Somewhere in the middle of the spectrum, you have various European nation-states that don’t officially define themselves as the nation-states “of” some ethnic, racial, or religious subset of their citizens, but do deny citizenship to the children of noncitizens who are born and grow up within their borders. One of the best things about the United States is that American nationalism has long been about as close to a pure form of civic nationalism as exists anywhere in the world.
To say this isn’t to deny America’s long and awful history of racism, the despicable treatment of indigenous people, or the waves of anti-immigrant xenophobia that have periodically afflicted the country throughout its history. But due to the particularities of its history, and a constitution that, whatever its anti-majoritarian features, does have some of the strongest protections of core liberal rights of any constitution on the planet, American identity has to a globally remarkable extent been detached from any particular ethnic identity.
No one talks about being “a quarter American.” It would sound like a category mistake. French identity, for example, has persisted throughout the various transformations of the French state from an absolute monarchy to liberal democracy to the fascism of the Vichy regime. American identity and its current form of government came into the world together. With so many Americans belonging to different religious communities and being able to trace ancestral roots to a wide variety of places around the world, there was little lying around to base a sense of American identity on apart from allegiance to the founding liberal-democratic institutions. This was doubly true after any remaining connection of that identity to even a broad, vague sense of European roots was challenged by the world-historic successes of the civil rights movement.
This was all the result of messy and contingent historical processes, with a great deal of ugliness along the way. But for those of us who would like to replace liberal capitalist democracy with something far more democratic and materially egalitarian, it’s an immensely precious starting point on which we can build. And this is exactly the starting point from which the J. D. Vances of the world wish to retreat.

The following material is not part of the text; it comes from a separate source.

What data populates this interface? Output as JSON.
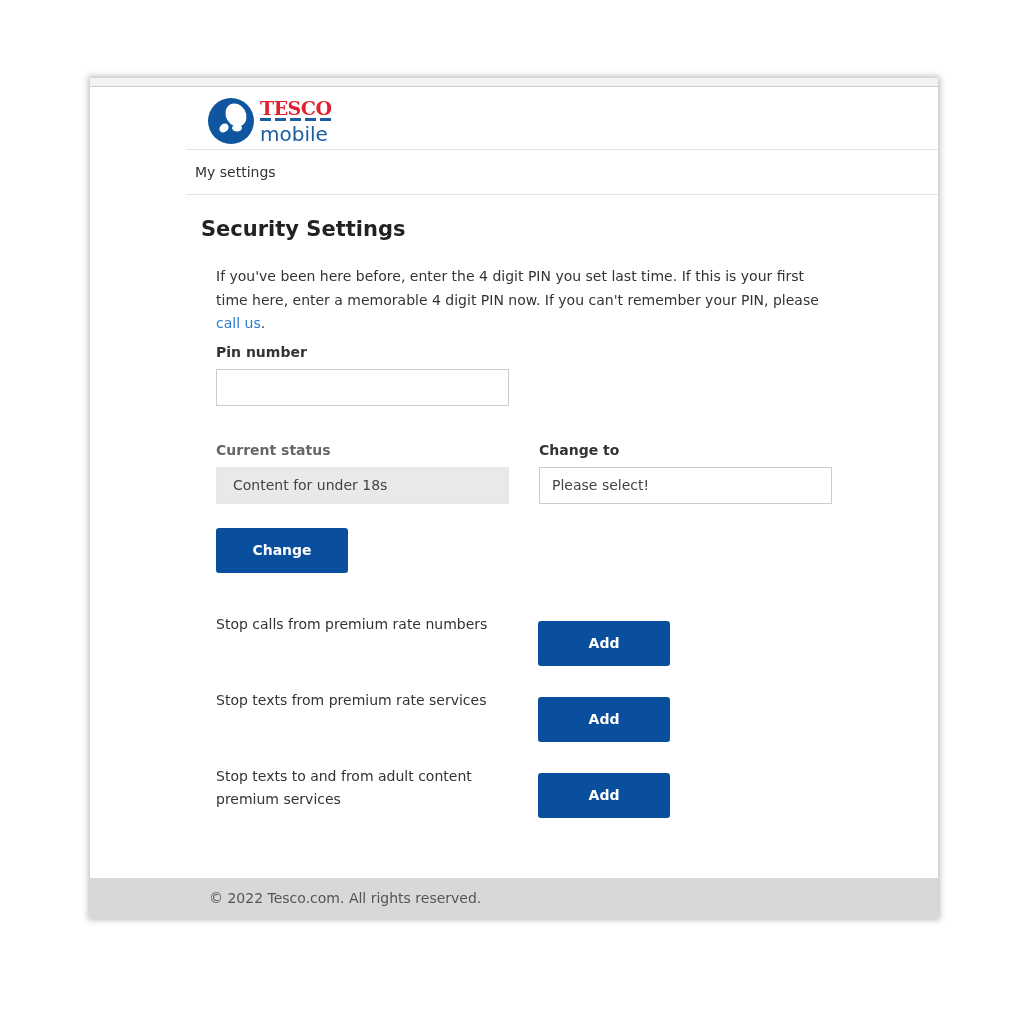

One of Donald Trump’s first acts in office was to (so far unsuccessfully) try to end birthright citizenship. If he had his way, there could be millions of people who were born here and grow up here who never spent a day anywhere else who would be stripped of their rights of citizenship because they would not have the right blood flowing through their veins. It’s hard to overstate how obscene that is. Now, they’re trampling on the basic liberal rights of people like Abrego Garcia (to not be imprisoned without due process) and Khalil (to not be punished for expressing political opinions) and justifying it through a need to defend the integrity of the nation against the infiltration of undesirable foreigners. But what kind of nation would America be if it continued to systematically violate these basic rights? The vice president’s unabashed reference to the country belonging to those whose “ancestors” collectively built it just spells out the poisonous ideology underlying these moves.
Some leftists are more comfortable embracing a rhetorical position that allows them to disown all American nationalism, civic or ethnic, with equal distaste. But that’s a serious mistake. In the long run, we’d all be better off in the sort of egalitarian world-wide human community envisioned in Star Trek. But that run is very long, and for now the inclusive civic sense of American identity desperately needs to be defended. We should do so loudly, proudly, and with no regard for how cringey it might seem. America is absolutely an idea.